HA RACCONTATO l'Italia criminale delle mafie, quella tragica delle morti sul lavoro, quella oscura degli intrecci, anche al Nord, tra politica e malaffare. Ora Roberto Saviano vuole raccontare la crisi economica. Lo farà da un palco, a Bologna, sabato 16 giugno alle 21 all'Arena del Sole. E sarà uno degli eventi della "Repubblica delle idee", la manifestazione organizzata dal nostro giornale per incontrare la community che ruota intorno al quotidiano ma anche per dare un segno di solidarietà alle vittime del terremoto. L'intervento dello scrittore sarà trasmesso su tutti i maxischermi della città e proposto in diretta televisiva da Sky.

"So che è difficile divulgare l'economia", ammette Saviano. "Si rischia di banalizzare o al contrario di addentrarsi in meccanismi tecnici complessi. Ma proverò a raccontare il "Romanzo della crisi". Sul palco, insieme all'autore di Gomorra, l'attore Pierfrancesco Favino, per una formula narrativa a due voci che Saviano ha già sperimentato in tv. Ma da dove si comincia per capire la crisi economica che stiamo attraversando? "È la stessa domanda che Warren Buffett, uno degli uomini più ricchi del mondo, si è visto rivolgere da un amico olandese" dice Saviano. "Per tutta risposta, Buffett ha consigliato all'amico di leggere un vecchio libro sulla Grande depressione del '29: lì avrebbe trovato ciò che cercava. Quando si è diffuso questo aneddoto, quel volume ormai fuori catalogo è diventato introvabile, con persone disposte a pagare centinaia di dollari per averne una copia. Ecco io comincerei a raccontare la crisi partendo da qui".

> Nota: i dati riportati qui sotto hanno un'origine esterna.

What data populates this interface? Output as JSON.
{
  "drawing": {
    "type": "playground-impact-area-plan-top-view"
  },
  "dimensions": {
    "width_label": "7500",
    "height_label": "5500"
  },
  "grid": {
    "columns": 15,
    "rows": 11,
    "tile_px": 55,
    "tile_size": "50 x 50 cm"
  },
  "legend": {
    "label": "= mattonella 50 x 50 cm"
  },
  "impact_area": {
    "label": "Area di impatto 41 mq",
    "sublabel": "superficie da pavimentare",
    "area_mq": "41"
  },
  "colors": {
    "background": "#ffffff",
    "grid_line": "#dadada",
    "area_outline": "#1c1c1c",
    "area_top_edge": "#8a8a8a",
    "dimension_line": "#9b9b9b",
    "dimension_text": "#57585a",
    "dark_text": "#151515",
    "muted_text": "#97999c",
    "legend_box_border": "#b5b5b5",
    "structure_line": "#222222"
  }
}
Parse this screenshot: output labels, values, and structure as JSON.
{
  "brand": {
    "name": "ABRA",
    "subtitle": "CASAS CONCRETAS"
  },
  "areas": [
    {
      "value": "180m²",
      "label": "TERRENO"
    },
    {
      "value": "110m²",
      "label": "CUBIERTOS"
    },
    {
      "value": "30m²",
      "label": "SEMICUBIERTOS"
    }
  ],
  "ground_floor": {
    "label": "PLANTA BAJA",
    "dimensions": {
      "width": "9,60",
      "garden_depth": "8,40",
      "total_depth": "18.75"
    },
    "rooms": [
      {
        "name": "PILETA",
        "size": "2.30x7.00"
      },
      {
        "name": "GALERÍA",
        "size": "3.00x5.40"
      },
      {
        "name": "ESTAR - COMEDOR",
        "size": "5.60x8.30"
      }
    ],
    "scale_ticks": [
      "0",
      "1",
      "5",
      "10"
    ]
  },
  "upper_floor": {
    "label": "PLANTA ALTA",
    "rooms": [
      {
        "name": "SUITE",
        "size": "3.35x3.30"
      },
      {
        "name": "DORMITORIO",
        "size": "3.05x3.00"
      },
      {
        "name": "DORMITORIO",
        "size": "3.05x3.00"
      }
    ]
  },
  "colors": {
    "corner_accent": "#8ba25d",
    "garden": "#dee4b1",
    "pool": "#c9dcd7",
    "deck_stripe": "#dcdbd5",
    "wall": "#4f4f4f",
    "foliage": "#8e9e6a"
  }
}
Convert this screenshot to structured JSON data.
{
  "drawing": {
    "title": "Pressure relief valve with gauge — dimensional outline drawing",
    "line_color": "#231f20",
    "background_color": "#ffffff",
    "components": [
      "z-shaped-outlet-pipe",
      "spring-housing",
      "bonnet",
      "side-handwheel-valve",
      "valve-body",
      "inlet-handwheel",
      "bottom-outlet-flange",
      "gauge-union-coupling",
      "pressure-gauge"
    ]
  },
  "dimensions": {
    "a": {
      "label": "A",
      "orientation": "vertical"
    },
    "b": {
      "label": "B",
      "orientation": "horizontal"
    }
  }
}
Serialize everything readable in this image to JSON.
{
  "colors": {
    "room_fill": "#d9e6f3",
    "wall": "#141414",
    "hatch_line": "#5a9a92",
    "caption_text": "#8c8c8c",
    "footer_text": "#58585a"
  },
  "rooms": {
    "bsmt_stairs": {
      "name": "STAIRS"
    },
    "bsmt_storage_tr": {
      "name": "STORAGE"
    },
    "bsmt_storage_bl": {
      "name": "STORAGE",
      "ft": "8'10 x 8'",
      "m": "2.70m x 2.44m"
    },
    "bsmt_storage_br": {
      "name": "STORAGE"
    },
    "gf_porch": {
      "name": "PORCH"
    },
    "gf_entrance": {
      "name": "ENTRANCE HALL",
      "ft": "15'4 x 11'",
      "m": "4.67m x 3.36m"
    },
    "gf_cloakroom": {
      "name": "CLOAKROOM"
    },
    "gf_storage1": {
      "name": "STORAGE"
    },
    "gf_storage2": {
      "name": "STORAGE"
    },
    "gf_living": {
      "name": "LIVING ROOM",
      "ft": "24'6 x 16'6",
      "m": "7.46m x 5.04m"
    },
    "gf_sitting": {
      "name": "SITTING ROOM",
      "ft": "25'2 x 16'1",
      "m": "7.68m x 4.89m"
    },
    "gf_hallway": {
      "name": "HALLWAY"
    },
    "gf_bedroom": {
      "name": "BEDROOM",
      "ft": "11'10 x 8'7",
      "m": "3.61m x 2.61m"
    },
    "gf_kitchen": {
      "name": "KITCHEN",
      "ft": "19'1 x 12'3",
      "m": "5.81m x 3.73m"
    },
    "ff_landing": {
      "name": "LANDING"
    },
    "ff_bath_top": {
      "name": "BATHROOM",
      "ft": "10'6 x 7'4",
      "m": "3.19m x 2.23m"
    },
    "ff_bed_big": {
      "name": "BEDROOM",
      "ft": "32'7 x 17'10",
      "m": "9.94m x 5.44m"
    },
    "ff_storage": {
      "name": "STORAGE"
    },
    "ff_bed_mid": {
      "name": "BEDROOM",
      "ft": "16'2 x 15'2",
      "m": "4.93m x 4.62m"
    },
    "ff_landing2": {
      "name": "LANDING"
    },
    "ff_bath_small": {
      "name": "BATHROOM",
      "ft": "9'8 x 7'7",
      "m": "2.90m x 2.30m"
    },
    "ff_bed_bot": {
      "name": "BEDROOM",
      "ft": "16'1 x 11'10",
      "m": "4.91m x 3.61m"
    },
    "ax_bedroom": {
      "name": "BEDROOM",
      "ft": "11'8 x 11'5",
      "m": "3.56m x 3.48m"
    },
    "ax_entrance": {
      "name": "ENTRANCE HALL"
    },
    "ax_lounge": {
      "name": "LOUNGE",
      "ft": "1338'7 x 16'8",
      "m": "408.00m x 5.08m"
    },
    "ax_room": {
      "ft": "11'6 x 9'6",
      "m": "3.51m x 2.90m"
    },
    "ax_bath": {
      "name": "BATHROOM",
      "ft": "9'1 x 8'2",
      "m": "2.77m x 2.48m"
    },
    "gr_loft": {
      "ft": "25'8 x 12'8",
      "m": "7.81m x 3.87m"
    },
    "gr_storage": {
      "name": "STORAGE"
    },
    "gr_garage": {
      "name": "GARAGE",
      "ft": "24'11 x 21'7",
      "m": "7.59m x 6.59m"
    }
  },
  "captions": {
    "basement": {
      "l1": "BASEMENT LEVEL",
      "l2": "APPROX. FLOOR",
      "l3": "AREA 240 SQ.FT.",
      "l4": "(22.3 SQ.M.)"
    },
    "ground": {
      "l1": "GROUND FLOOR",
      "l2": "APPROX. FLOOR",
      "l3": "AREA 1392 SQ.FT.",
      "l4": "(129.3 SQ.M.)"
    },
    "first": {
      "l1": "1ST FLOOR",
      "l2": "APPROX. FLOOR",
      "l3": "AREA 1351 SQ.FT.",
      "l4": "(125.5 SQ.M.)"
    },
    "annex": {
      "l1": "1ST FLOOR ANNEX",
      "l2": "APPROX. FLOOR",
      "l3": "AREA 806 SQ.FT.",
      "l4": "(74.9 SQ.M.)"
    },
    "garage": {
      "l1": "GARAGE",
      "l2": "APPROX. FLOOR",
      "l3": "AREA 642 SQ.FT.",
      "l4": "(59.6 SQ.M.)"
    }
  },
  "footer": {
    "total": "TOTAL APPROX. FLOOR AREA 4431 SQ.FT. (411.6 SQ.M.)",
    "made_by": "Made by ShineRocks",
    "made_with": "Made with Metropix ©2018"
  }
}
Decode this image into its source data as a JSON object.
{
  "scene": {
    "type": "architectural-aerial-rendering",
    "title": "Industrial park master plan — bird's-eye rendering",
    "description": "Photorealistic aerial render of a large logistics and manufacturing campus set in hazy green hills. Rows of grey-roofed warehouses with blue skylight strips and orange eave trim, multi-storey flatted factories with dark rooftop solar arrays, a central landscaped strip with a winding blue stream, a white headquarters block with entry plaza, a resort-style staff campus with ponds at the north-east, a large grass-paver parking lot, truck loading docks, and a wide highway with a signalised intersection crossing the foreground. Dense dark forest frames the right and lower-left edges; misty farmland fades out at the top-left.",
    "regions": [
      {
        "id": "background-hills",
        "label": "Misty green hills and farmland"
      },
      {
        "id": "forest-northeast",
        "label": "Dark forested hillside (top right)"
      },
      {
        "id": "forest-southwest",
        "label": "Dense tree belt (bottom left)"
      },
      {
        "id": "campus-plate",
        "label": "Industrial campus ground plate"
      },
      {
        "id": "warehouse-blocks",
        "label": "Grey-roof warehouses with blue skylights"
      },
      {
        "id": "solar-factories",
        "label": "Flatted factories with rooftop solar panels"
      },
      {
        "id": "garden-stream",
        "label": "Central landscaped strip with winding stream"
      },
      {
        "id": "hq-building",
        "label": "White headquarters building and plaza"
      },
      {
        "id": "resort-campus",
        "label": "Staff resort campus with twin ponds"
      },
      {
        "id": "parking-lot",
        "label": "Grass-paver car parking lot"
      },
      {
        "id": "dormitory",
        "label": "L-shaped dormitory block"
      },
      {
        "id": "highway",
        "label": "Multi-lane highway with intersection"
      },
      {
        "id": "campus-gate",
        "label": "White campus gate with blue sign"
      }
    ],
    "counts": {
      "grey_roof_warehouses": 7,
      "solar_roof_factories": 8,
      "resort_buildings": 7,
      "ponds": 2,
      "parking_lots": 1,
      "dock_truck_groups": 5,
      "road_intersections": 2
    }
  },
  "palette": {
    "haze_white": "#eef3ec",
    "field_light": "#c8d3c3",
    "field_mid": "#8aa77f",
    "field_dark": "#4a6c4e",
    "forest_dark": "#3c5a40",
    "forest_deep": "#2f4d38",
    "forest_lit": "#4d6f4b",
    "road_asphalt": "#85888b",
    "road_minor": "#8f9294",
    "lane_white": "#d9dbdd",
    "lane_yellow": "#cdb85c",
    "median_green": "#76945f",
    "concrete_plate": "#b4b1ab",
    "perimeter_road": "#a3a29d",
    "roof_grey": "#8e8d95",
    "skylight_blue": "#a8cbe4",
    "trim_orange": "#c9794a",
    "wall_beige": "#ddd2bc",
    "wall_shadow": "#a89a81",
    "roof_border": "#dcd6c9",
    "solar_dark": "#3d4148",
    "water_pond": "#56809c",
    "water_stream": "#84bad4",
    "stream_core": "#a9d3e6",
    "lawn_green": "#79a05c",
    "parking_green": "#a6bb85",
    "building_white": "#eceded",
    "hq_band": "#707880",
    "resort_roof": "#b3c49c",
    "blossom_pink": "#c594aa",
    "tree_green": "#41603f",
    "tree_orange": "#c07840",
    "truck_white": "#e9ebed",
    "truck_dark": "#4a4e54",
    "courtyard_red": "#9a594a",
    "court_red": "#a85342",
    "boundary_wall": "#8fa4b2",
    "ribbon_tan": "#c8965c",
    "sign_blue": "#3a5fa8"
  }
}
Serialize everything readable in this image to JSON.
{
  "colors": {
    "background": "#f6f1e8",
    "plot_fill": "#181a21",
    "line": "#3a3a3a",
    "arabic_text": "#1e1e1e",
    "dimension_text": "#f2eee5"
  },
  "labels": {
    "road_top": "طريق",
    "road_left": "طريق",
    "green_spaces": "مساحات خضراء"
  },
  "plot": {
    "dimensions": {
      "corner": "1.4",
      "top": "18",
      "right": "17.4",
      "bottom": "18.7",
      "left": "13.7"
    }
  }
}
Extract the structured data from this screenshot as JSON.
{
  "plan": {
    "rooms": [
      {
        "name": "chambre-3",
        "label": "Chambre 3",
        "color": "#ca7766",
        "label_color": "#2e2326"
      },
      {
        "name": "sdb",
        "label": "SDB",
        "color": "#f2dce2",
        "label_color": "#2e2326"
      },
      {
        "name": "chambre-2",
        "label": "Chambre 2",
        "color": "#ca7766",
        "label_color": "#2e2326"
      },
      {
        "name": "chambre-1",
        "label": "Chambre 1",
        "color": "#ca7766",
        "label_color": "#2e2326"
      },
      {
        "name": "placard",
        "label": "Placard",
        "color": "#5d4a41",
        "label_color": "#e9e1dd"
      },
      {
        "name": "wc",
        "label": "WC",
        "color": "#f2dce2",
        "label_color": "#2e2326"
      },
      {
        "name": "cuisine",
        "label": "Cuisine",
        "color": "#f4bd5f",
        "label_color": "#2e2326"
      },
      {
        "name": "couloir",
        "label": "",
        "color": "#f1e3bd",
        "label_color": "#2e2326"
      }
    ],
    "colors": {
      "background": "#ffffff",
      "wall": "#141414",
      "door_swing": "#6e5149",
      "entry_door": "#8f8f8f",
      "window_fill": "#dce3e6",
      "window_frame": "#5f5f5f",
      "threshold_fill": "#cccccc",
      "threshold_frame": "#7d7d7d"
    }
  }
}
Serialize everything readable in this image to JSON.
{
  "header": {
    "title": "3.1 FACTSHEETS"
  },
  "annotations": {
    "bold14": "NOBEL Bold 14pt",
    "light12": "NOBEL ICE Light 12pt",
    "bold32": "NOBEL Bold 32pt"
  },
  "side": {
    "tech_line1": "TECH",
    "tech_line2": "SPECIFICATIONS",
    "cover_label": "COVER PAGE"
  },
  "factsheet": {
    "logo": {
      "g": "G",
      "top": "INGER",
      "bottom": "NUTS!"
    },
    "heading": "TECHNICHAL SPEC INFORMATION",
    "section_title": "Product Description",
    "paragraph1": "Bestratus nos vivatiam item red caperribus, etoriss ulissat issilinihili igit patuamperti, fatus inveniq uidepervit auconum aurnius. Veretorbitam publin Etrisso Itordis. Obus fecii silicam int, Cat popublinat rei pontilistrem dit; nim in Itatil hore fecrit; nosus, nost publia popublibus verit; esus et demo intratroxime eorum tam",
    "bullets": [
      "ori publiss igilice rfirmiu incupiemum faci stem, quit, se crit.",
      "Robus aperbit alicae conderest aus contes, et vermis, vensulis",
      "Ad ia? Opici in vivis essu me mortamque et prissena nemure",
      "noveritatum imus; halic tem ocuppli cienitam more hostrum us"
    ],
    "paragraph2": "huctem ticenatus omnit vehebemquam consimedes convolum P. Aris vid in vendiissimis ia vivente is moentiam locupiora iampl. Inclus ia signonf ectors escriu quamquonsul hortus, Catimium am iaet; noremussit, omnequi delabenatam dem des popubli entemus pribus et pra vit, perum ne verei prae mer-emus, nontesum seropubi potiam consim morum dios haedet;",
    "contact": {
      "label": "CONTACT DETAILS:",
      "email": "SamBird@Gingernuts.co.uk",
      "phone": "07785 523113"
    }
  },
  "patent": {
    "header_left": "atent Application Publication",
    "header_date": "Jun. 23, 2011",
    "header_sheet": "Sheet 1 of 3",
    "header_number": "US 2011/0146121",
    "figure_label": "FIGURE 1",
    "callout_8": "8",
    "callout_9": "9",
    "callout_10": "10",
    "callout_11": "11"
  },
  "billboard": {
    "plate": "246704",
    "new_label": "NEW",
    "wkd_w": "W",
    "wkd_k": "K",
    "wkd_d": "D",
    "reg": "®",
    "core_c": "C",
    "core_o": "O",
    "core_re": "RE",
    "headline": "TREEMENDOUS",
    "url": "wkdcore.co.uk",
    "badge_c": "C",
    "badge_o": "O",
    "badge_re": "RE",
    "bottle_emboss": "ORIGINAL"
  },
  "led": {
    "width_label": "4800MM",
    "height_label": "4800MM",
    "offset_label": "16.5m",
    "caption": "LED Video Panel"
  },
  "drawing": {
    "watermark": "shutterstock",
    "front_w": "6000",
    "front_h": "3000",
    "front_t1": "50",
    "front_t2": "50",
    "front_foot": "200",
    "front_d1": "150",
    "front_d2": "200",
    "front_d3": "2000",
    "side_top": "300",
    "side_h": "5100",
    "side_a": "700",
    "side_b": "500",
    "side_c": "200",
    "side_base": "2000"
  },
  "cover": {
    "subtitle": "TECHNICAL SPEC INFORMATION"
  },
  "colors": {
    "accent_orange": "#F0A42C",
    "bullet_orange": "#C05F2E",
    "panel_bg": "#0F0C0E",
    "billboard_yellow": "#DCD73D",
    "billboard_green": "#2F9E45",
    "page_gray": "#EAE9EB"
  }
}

Come ogni romanzo che si rispetti, anche quello narrato da Saviano a Bologna ha protagonisti e comprimari. "Per esempio truffatori del calibro di Madoff e Follieri, l'italiano che aveva scalato Manhattan spacciandosi per l'immobiliarista del Vaticano. Tramite le loro vicende voglio dimostrare quanto sia facile la prassi illegale in quegli ambiti della finanza privi di regole".
Ma le truffe, i mutui subprime, i falchi di Wall Street sono solo il punto di partenza. L'approdo del racconto è naturalmente l'Italia. "Il nostro Paese vive una fase di grande difficoltà ma, paradossalmente, può trarre forza dall'abitudine, che altri Paesi non hanno, a vivere in situazioni di sofferenza" spiega lo scrittore. "In questo momento, per esempio, l'Italia ha la migliore struttura di analisi e contrasto per aggredire i capitali mafiosi. La Spagna non è attrezzata come noi, e lo dimostra la bolla speculativa edilizia finanziata dal narcotraffico che sta mettendo in ginocchio Madrid".

Ecco, rileggere la crisi, il suo romanzo, per scoprire gli errori che ci hanno portati a questa emergenza. Ma soprattutto per guardare al futuro. Lo slogan del Festival di Bologna è: idee per il cambiamento. Cosa cambiare? Cosa ci insegna questo "Romanzo della crisi"? "Che le regole servono, per esempio per evitare che personaggi come Madoff e Follieri facciano danni" risponde Saviano. "E che il capitalismo che preferisce l'austerità al credito regolamentato è un capitalismo perdente. Ma io vedo la crisi anche come una opportunità. Scopriamo che non esistono più scorciatoie. Anni fa una laurea in medicina o economia era garanzia di affermazione sociale. Oggi non è più così, e per certi versi potrebbe essere una liberazione: che ognuno segua le sue inclinazioni. Certo, le istituzioni dovrebbero aiutare i giovani a prendere il volo. E invece quelli della mia generazione sentono le istituzioni lontane. Con l'unica eccezione di magistratura e forze dell'ordine, che in molte zone d'Italia restano l'unico presidio dello Stato sul territorio, che dicono ai giovani: non siete soli contro le mafie".

Per Saviano, l'incontro con il pubblico di Bologna sarà una rara eccezione, nella sua vita fatta di scorte e auto blindate. "Conoscere i miei lettori, stringere le loro mani - spiega - sono la vita stessa. Ma a Bologna sarà diverso: sarà un'occasione in cui si ritroveranno tutte quelle persone che da giornalisti o da lettori hanno contribuito a costruire un certo modo di raccontare il mondo, quello di Repubblica".